In my experience, surviving is an stronger motivator than thriving. I've jumped into the deep end of the pool, goal for the next 1 year is to survive. (Gotta hit that 1 year cliff)

How do you get up to speed in a situation like this?

I often find myself, well, maybe not the stupidest, but far from the smartest in the room. I don't want to interrupt the smart people when they're going a mile a minute doing something important every time I lose the thread, but if I never ask questions I never get better at keeping the thread. What do?

If you're hired, you have earned the right to be there. It means you are smart enough. A new employee seems stupid because they're ignorant and unfamiliar.

To that end, your goal should be to rid yourself of that ignorance and get familiar with the standard work-loop. This is very important. You only get better by doing. Best to pick up the smallest item that you can take to completion and build up momentum.

Once you find your bearings, you can nerd out with your coworker. To become an expert, one must obsessively chase excellence in their craft. By definition, they become nerds about some aspect of their job. If you start a conversation with them about that obsession, they are generous with their time. In fact, they'll often go out of their way to help you learn.
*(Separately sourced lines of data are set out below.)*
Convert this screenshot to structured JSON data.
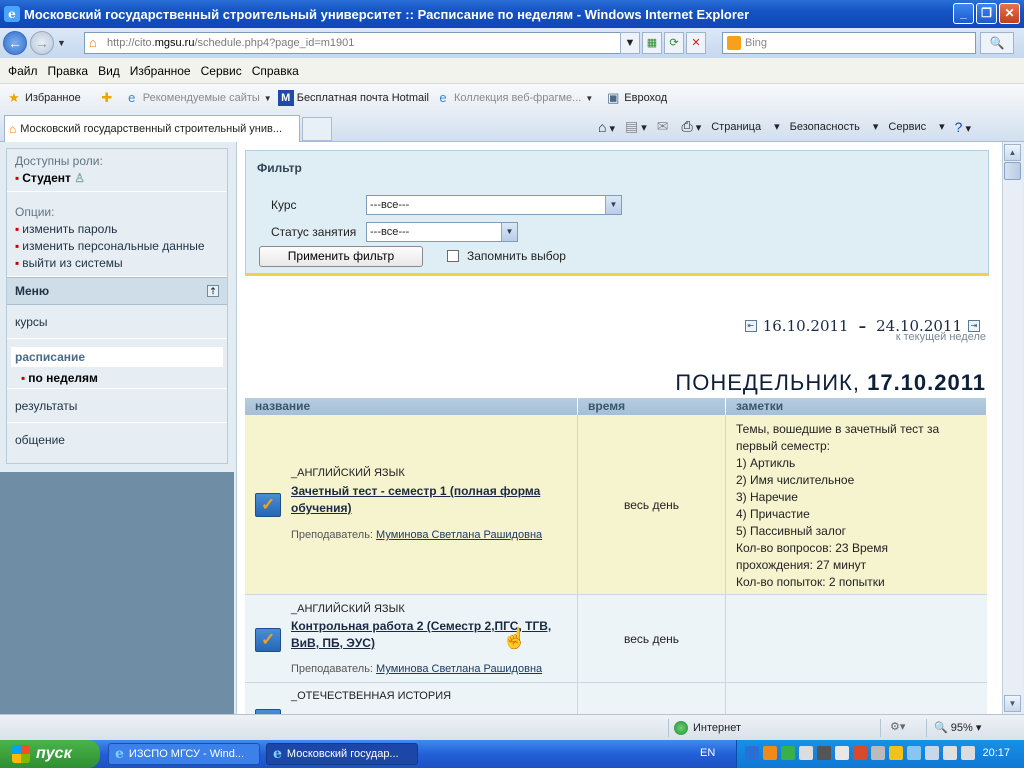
{
  "window": {
    "title": "Московский государственный строительный университет :: Расписание по неделям - Windows Internet Explorer"
  },
  "address": {
    "prefix": "http://cito.",
    "host": "mgsu.ru",
    "path": "/schedule.php4?page_id=m1901"
  },
  "search": {
    "placeholder": "Bing"
  },
  "menubar": [
    "Файл",
    "Правка",
    "Вид",
    "Избранное",
    "Сервис",
    "Справка"
  ],
  "favorites": {
    "label": "Избранное",
    "items": [
      "Рекомендуемые сайты",
      "Бесплатная почта Hotmail",
      "Коллекция веб-фрагме...",
      "Евроход"
    ]
  },
  "tab": {
    "title": "Московский государственный строительный унив..."
  },
  "commands": {
    "page": "Страница",
    "safety": "Безопасность",
    "tools": "Сервис"
  },
  "sidebar": {
    "roles_label": "Доступны роли:",
    "role": "Студент",
    "options_label": "Опции:",
    "options": [
      "изменить пароль",
      "изменить персональные данные",
      "выйти из системы"
    ],
    "menu_label": "Меню",
    "links": [
      "курсы",
      "расписание",
      "по неделям",
      "результаты",
      "общение"
    ]
  },
  "filter": {
    "title": "Фильтр",
    "course_label": "Курс",
    "course_value": "---все---",
    "status_label": "Статус занятия",
    "status_value": "---все---",
    "apply": "Применить фильтр",
    "remember": "Запомнить выбор"
  },
  "week": {
    "from": "16.10.2011",
    "to": "24.10.2011",
    "current": "к текущей неделе"
  },
  "day": {
    "name": "ПОНЕДЕЛЬНИК,",
    "date": "17.10.2011"
  },
  "table": {
    "headers": [
      "название",
      "время",
      "заметки"
    ],
    "rows": [
      {
        "subject": "_АНГЛИЙСКИЙ ЯЗЫК",
        "title": "Зачетный тест - семестр 1 (полная форма обучения)",
        "teacher_label": "Преподаватель:",
        "teacher": "Муминова Светлана Рашидовна",
        "time": "весь день",
        "notes": [
          "Темы, вошедшие в зачетный тест за",
          "первый семестр:",
          "1) Артикль",
          "2) Имя числительное",
          "3) Наречие",
          "4) Причастие",
          "5) Пассивный залог",
          "Кол-во вопросов: 23 Время",
          "прохождения: 27 минут",
          "Кол-во попыток: 2 попытки"
        ]
      },
      {
        "subject": "_АНГЛИЙСКИЙ ЯЗЫК",
        "title": "Контрольная работа 2 (Семестр 2,ПГС, ТГВ, ВиВ, ПБ, ЭУС)",
        "teacher_label": "Преподаватель:",
        "teacher": "Муминова Светлана Рашидовна",
        "time": "весь день"
      },
      {
        "subject": "_ОТЕЧЕСТВЕННАЯ ИСТОРИЯ"
      }
    ]
  },
  "status": {
    "zone": "Интернет",
    "zoom": "95%"
  },
  "taskbar": {
    "start": "пуск",
    "tasks": [
      "ИЗСПО МГСУ - Wind...",
      "Московский государ..."
    ],
    "lang": "EN",
    "clock": "20:17"
  }
}
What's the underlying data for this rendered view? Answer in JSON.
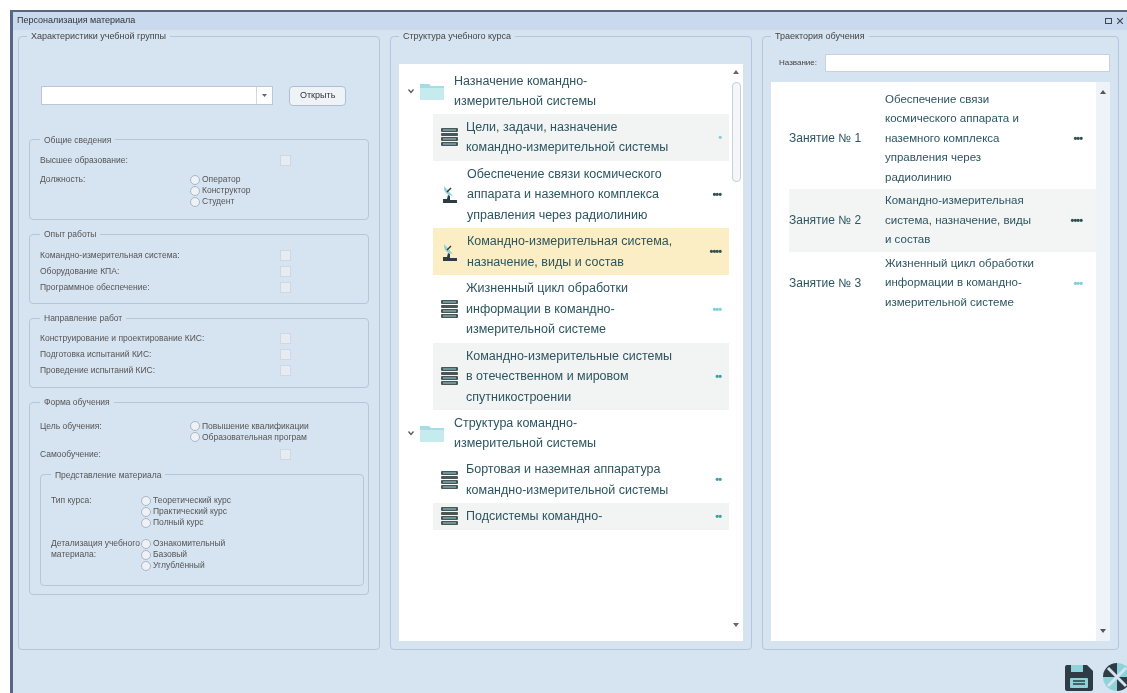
{
  "window": {
    "title": "Персонализация материала"
  },
  "group_panel": {
    "title": "Характеристики учебной группы",
    "open_button": "Открыть",
    "sections": [
      {
        "title": "Общие сведения",
        "fields": [
          {
            "kind": "checkbox",
            "label": "Высшее образование:",
            "checked": false
          },
          {
            "kind": "radio",
            "label": "Должность:",
            "options": [
              {
                "label": "Оператор",
                "selected": false
              },
              {
                "label": "Конструктор",
                "selected": false
              },
              {
                "label": "Студент",
                "selected": false
              }
            ]
          }
        ]
      },
      {
        "title": "Опыт работы",
        "fields": [
          {
            "kind": "checkbox",
            "label": "Командно-измерительная система:",
            "checked": false
          },
          {
            "kind": "checkbox",
            "label": "Оборудование КПА:",
            "checked": false
          },
          {
            "kind": "checkbox",
            "label": "Программное обеспечение:",
            "checked": false
          }
        ]
      },
      {
        "title": "Направление работ",
        "fields": [
          {
            "kind": "checkbox",
            "label": "Конструирование и проектирование  КИС:",
            "checked": false
          },
          {
            "kind": "checkbox",
            "label": "Подготовка испытаний КИС:",
            "checked": false
          },
          {
            "kind": "checkbox",
            "label": "Проведение испытаний КИС:",
            "checked": false
          }
        ]
      },
      {
        "title": "Форма обучения",
        "fields": [
          {
            "kind": "radio",
            "label": "Цель обучения:",
            "options": [
              {
                "label": "Повышение квалификации",
                "selected": false
              },
              {
                "label": "Образовательная програм",
                "selected": false
              }
            ]
          },
          {
            "kind": "checkbox",
            "label": "Самообучение:",
            "checked": false
          },
          {
            "kind": "group",
            "title": "Представление материала",
            "fields": [
              {
                "kind": "radio",
                "label": "Тип курса:",
                "options": [
                  {
                    "label": "Теоретический курс",
                    "selected": false
                  },
                  {
                    "label": "Практический курс",
                    "selected": false
                  },
                  {
                    "label": "Полный курс",
                    "selected": false
                  }
                ]
              },
              {
                "kind": "radio",
                "label": "Детализация учебного материала:",
                "options": [
                  {
                    "label": "Ознакомительный",
                    "selected": false
                  },
                  {
                    "label": "Базовый",
                    "selected": false
                  },
                  {
                    "label": "Углублённый",
                    "selected": false
                  }
                ]
              }
            ]
          }
        ]
      }
    ]
  },
  "course_tree": {
    "title": "Структура учебного курса",
    "items": [
      {
        "kind": "folder",
        "label": "Назначение командно-измерительной системы",
        "expanded": true,
        "children": [
          {
            "kind": "document",
            "label": "Цели, задачи, назначение командно-измерительной системы",
            "rating": "•",
            "color": "#7ecfd6",
            "selected": false
          },
          {
            "kind": "dish",
            "label": "Обеспечение связи космического аппарата и наземного комплекса управления через радиолинию",
            "rating": "•••",
            "color": "#2f4f52",
            "selected": false
          },
          {
            "kind": "dish",
            "label": "Командно-измерительная система, назначение, виды и состав",
            "rating": "••••",
            "color": "#2f4f52",
            "selected": true
          },
          {
            "kind": "document",
            "label": "Жизненный цикл обработки информации в командно-измерительной системе",
            "rating": "•••",
            "color": "#7ecfd6",
            "selected": false
          },
          {
            "kind": "document",
            "label": "Командно-измерительные системы в отечественном и мировом спутникостроении",
            "rating": "••",
            "color": "#3b9ea5",
            "selected": false
          }
        ]
      },
      {
        "kind": "folder",
        "label": "Структура командно-измерительной системы",
        "expanded": true,
        "children": [
          {
            "kind": "document",
            "label": "Бортовая и наземная аппаратура командно-измерительной системы",
            "rating": "••",
            "color": "#3b9ea5",
            "selected": false
          },
          {
            "kind": "document",
            "label": "Подсистемы командно-",
            "rating": "••",
            "color": "#3b9ea5",
            "selected": false
          }
        ]
      }
    ]
  },
  "trajectory": {
    "title": "Траектория обучения",
    "name_label": "Название:",
    "lessons": [
      {
        "label": "Занятие № 1",
        "topic": "Обеспечение связи космического аппарата и наземного комплекса управления через радиолинию",
        "rating": "•••",
        "color": "#2f4f52"
      },
      {
        "label": "Занятие № 2",
        "topic": "Командно-измерительная система, назначение, виды и состав",
        "rating": "••••",
        "color": "#2f4f52"
      },
      {
        "label": "Занятие № 3",
        "topic": "Жизненный цикл обработки информации в командно-измерительной системе",
        "rating": "•••",
        "color": "#7ecfd6"
      }
    ]
  }
}
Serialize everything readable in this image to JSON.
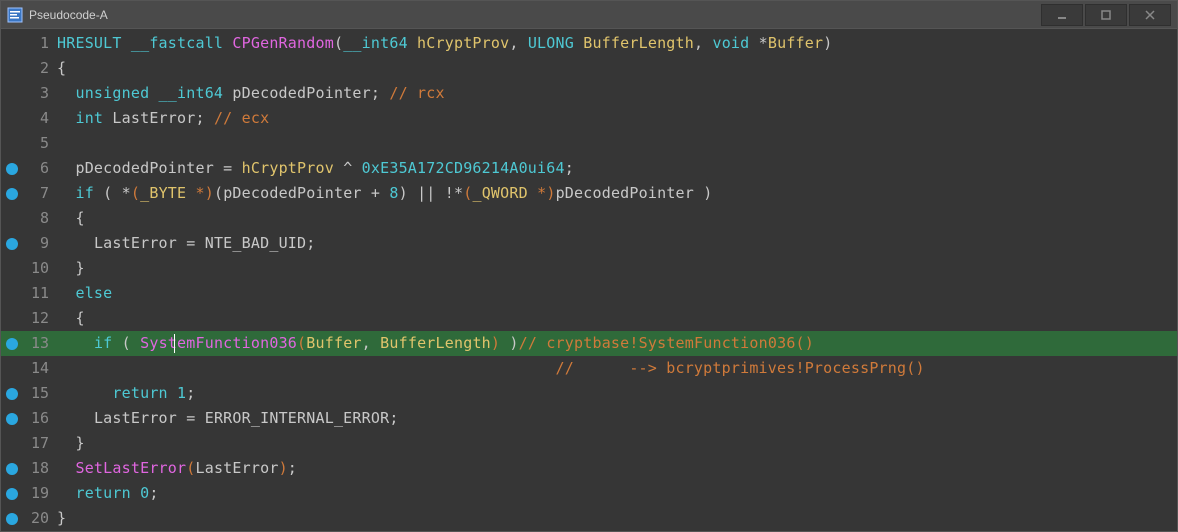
{
  "window": {
    "title": "Pseudocode-A"
  },
  "chart_data": {
    "first_line": 1,
    "highlighted_line": 13,
    "breakpoint_lines": [
      6,
      7,
      9,
      13,
      15,
      16,
      18,
      19,
      20
    ],
    "lines": [
      {
        "n": 1,
        "bp": false,
        "tokens": [
          {
            "t": "HRESULT ",
            "c": "c-type"
          },
          {
            "t": "__fastcall ",
            "c": "c-key"
          },
          {
            "t": "CPGenRandom",
            "c": "c-funcname"
          },
          {
            "t": "(",
            "c": "c-punct"
          },
          {
            "t": "__int64 ",
            "c": "c-key"
          },
          {
            "t": "hCryptProv",
            "c": "c-param"
          },
          {
            "t": ", ",
            "c": "c-punct"
          },
          {
            "t": "ULONG ",
            "c": "c-type"
          },
          {
            "t": "BufferLength",
            "c": "c-param"
          },
          {
            "t": ", ",
            "c": "c-punct"
          },
          {
            "t": "void ",
            "c": "c-key"
          },
          {
            "t": "*",
            "c": "c-punct"
          },
          {
            "t": "Buffer",
            "c": "c-param"
          },
          {
            "t": ")",
            "c": "c-punct"
          }
        ]
      },
      {
        "n": 2,
        "bp": false,
        "tokens": [
          {
            "t": "{",
            "c": "c-punct"
          }
        ]
      },
      {
        "n": 3,
        "bp": false,
        "tokens": [
          {
            "t": "  ",
            "c": "c-punct"
          },
          {
            "t": "unsigned __int64 ",
            "c": "c-key"
          },
          {
            "t": "pDecodedPointer",
            "c": "c-ident"
          },
          {
            "t": "; ",
            "c": "c-punct"
          },
          {
            "t": "// rcx",
            "c": "c-comment"
          }
        ]
      },
      {
        "n": 4,
        "bp": false,
        "tokens": [
          {
            "t": "  ",
            "c": "c-punct"
          },
          {
            "t": "int ",
            "c": "c-key"
          },
          {
            "t": "LastError",
            "c": "c-ident"
          },
          {
            "t": "; ",
            "c": "c-punct"
          },
          {
            "t": "// ecx",
            "c": "c-comment"
          }
        ]
      },
      {
        "n": 5,
        "bp": false,
        "tokens": [
          {
            "t": "",
            "c": "c-punct"
          }
        ]
      },
      {
        "n": 6,
        "bp": true,
        "tokens": [
          {
            "t": "  ",
            "c": "c-punct"
          },
          {
            "t": "pDecodedPointer ",
            "c": "c-ident"
          },
          {
            "t": "= ",
            "c": "c-punct"
          },
          {
            "t": "hCryptProv ",
            "c": "c-param"
          },
          {
            "t": "^ ",
            "c": "c-punct"
          },
          {
            "t": "0xE35A172CD96214A0ui64",
            "c": "c-hex"
          },
          {
            "t": ";",
            "c": "c-punct"
          }
        ]
      },
      {
        "n": 7,
        "bp": true,
        "tokens": [
          {
            "t": "  ",
            "c": "c-punct"
          },
          {
            "t": "if ",
            "c": "c-key"
          },
          {
            "t": "( *",
            "c": "c-punct"
          },
          {
            "t": "(",
            "c": "c-orange"
          },
          {
            "t": "_BYTE ",
            "c": "c-macro"
          },
          {
            "t": "*",
            "c": "c-orange"
          },
          {
            "t": ")",
            "c": "c-orange"
          },
          {
            "t": "(",
            "c": "c-punct"
          },
          {
            "t": "pDecodedPointer ",
            "c": "c-ident"
          },
          {
            "t": "+ ",
            "c": "c-punct"
          },
          {
            "t": "8",
            "c": "c-num"
          },
          {
            "t": ") || !*",
            "c": "c-punct"
          },
          {
            "t": "(",
            "c": "c-orange"
          },
          {
            "t": "_QWORD ",
            "c": "c-macro"
          },
          {
            "t": "*",
            "c": "c-orange"
          },
          {
            "t": ")",
            "c": "c-orange"
          },
          {
            "t": "pDecodedPointer ",
            "c": "c-ident"
          },
          {
            "t": ")",
            "c": "c-punct"
          }
        ]
      },
      {
        "n": 8,
        "bp": false,
        "tokens": [
          {
            "t": "  {",
            "c": "c-punct"
          }
        ]
      },
      {
        "n": 9,
        "bp": true,
        "tokens": [
          {
            "t": "    ",
            "c": "c-punct"
          },
          {
            "t": "LastError ",
            "c": "c-ident"
          },
          {
            "t": "= ",
            "c": "c-punct"
          },
          {
            "t": "NTE_BAD_UID",
            "c": "c-const"
          },
          {
            "t": ";",
            "c": "c-punct"
          }
        ]
      },
      {
        "n": 10,
        "bp": false,
        "tokens": [
          {
            "t": "  }",
            "c": "c-punct"
          }
        ]
      },
      {
        "n": 11,
        "bp": false,
        "tokens": [
          {
            "t": "  ",
            "c": "c-punct"
          },
          {
            "t": "else",
            "c": "c-key"
          }
        ]
      },
      {
        "n": 12,
        "bp": false,
        "tokens": [
          {
            "t": "  {",
            "c": "c-punct"
          }
        ]
      },
      {
        "n": 13,
        "bp": true,
        "hl": true,
        "caret_before": "    if ( Syst",
        "tokens": [
          {
            "t": "    ",
            "c": "c-punct"
          },
          {
            "t": "if ",
            "c": "c-key"
          },
          {
            "t": "( ",
            "c": "c-punct"
          },
          {
            "t": "SystemFunction036",
            "c": "c-func"
          },
          {
            "t": "(",
            "c": "c-orange"
          },
          {
            "t": "Buffer",
            "c": "c-param"
          },
          {
            "t": ", ",
            "c": "c-punct"
          },
          {
            "t": "BufferLength",
            "c": "c-param"
          },
          {
            "t": ")",
            "c": "c-orange"
          },
          {
            "t": " )",
            "c": "c-punct"
          },
          {
            "t": "// cryptbase!SystemFunction036()",
            "c": "c-comment"
          }
        ]
      },
      {
        "n": 14,
        "bp": false,
        "tokens": [
          {
            "t": "                                                      ",
            "c": "c-punct"
          },
          {
            "t": "//      --> bcryptprimives!ProcessPrng()",
            "c": "c-comment"
          }
        ]
      },
      {
        "n": 15,
        "bp": true,
        "tokens": [
          {
            "t": "      ",
            "c": "c-punct"
          },
          {
            "t": "return ",
            "c": "c-key"
          },
          {
            "t": "1",
            "c": "c-num"
          },
          {
            "t": ";",
            "c": "c-punct"
          }
        ]
      },
      {
        "n": 16,
        "bp": true,
        "tokens": [
          {
            "t": "    ",
            "c": "c-punct"
          },
          {
            "t": "LastError ",
            "c": "c-ident"
          },
          {
            "t": "= ",
            "c": "c-punct"
          },
          {
            "t": "ERROR_INTERNAL_ERROR",
            "c": "c-const"
          },
          {
            "t": ";",
            "c": "c-punct"
          }
        ]
      },
      {
        "n": 17,
        "bp": false,
        "tokens": [
          {
            "t": "  }",
            "c": "c-punct"
          }
        ]
      },
      {
        "n": 18,
        "bp": true,
        "tokens": [
          {
            "t": "  ",
            "c": "c-punct"
          },
          {
            "t": "SetLastError",
            "c": "c-func"
          },
          {
            "t": "(",
            "c": "c-orange"
          },
          {
            "t": "LastError",
            "c": "c-ident"
          },
          {
            "t": ")",
            "c": "c-orange"
          },
          {
            "t": ";",
            "c": "c-punct"
          }
        ]
      },
      {
        "n": 19,
        "bp": true,
        "tokens": [
          {
            "t": "  ",
            "c": "c-punct"
          },
          {
            "t": "return ",
            "c": "c-key"
          },
          {
            "t": "0",
            "c": "c-num"
          },
          {
            "t": ";",
            "c": "c-punct"
          }
        ]
      },
      {
        "n": 20,
        "bp": true,
        "tokens": [
          {
            "t": "}",
            "c": "c-punct"
          }
        ]
      }
    ]
  }
}
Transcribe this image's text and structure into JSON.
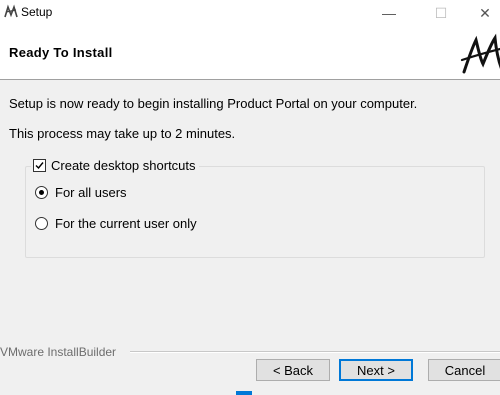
{
  "window": {
    "title": "Setup",
    "minimize_glyph": "—",
    "maximize_glyph": "☐",
    "close_glyph": "✕"
  },
  "header": {
    "title": "Ready To Install",
    "logo_icon": "installbuilder-logo-icon"
  },
  "body": {
    "line1": "Setup is now ready to begin installing Product Portal on your computer.",
    "line2": "This process may take up to 2 minutes."
  },
  "options": {
    "desktop_shortcuts": {
      "label": "Create desktop shortcuts",
      "checked": true
    },
    "radios": [
      {
        "label": "For all users",
        "selected": true
      },
      {
        "label": "For the current user only",
        "selected": false
      }
    ]
  },
  "footer": {
    "brand": "VMware InstallBuilder",
    "back_label": "< Back",
    "next_label": "Next >",
    "cancel_label": "Cancel"
  },
  "colors": {
    "accent": "#0078d7",
    "window_bg": "#f0f0f0",
    "header_bg": "#ffffff"
  }
}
On your side, it means working hard, being proactive and following up on these resources/engagements offered by people. Yes, that means your first couple of months will demand longer hours. But for it most part, it's just time, repetition and focus.

I don't want to interrupt the smart people

You have to. You should. And you should more of it in your first few months. It's easy to get stuck in "you don't know what you don't know" if you don't deal with it early. The only way to mitigate this risk is to ask.

Set the expectation up front. I explicitly told my manager that 'I will be a loud idiot [1]' for the first few weeks. He agreed and encouraged it [2]. Everyone has been there before.

Have clear escalation ladder when asking for help. Mine goes something like: 'Spend a few hours trying to self-start -> Look for wiki -> DM a coworker for resources -> hop on a call -> sit side by side for spoon-fed demonstration'.

[1] in those exact words, but I did repeat it in more professional phrasing right after

[2] Takes some luck to have the right culture / leadership

edit: accidentally replied from my main account :|


If you're a software developer, I highly recommend sitting shoulder-to-shoulder or screen sharing with a coworker to see exactly how they work. It sounds intrusive, but there are a ton of subtle things that good devs do, that never gets brought up in conversations. It gives you a real feel for what your flow (as a fellow dev in the team) should look like.